Of course, Whack-a-Mole may not be the answer for everyone, nor is it the whole solution. When you deal with a Bully Boss, you need to take an active part in managing your relationship with him.
What to do beyond Whack-a-Mole for an Intermittent Bully boss
Let your boss know you’re ready to work hard to make him look good. But also that you expect respect and consideration in return. Set boundaries. Both for yourself and together with your boss if you can. Again, specifics help. Just because your boss is a Bully, doesn’t mean you have to be a victim.
As for working with a Bully Boss, think about using managing-up techniques, where you help him look good and also get things done you feel good about. It’s a win-win. Plus, by managing up, you take positive action. And that keeps you from being a victim.

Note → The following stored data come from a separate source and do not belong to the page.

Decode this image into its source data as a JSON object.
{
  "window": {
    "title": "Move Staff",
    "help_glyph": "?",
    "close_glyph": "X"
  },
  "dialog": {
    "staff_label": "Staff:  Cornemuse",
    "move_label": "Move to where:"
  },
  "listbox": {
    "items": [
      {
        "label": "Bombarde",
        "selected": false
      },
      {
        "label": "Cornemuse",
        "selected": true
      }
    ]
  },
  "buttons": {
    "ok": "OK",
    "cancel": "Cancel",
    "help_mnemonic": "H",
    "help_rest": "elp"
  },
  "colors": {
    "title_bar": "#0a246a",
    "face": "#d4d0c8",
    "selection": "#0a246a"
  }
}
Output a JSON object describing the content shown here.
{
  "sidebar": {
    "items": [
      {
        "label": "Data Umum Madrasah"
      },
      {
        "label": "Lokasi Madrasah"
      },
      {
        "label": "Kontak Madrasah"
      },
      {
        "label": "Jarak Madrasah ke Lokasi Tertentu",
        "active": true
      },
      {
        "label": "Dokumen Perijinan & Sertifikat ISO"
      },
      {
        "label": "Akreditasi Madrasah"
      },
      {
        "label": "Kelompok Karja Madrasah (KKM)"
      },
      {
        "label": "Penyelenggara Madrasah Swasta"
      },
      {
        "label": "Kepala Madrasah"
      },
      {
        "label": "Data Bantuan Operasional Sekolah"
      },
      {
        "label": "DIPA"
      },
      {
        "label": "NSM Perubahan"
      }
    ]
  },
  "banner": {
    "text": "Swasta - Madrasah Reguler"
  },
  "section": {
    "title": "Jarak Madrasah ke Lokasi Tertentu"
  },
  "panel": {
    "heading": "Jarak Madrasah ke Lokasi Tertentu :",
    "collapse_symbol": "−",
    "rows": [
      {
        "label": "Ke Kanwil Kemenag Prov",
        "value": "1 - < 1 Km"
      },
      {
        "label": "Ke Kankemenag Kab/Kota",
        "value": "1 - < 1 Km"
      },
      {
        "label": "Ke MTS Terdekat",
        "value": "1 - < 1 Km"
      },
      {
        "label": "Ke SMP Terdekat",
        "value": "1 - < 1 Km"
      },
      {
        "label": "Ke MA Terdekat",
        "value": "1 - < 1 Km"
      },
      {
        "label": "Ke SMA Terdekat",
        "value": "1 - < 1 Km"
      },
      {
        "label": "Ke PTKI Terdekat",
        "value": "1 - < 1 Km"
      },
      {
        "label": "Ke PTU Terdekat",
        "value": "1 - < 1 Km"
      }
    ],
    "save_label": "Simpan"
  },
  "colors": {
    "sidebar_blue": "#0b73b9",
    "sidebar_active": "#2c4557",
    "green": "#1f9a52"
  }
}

As a final reminder, when you deal with a Bully Boss, it helps to deal mainly with concrete issues rather than emotions or tangents. The bully responds best when you focus on tangible details and tasks.
But in any event, a handy-dandy tension release plan for yourself is also a good thing to have around. Besides the health benefits for you, the calm may even be contagious. As with a mad dog, you don’t want to fan the flames with your own anger or fear!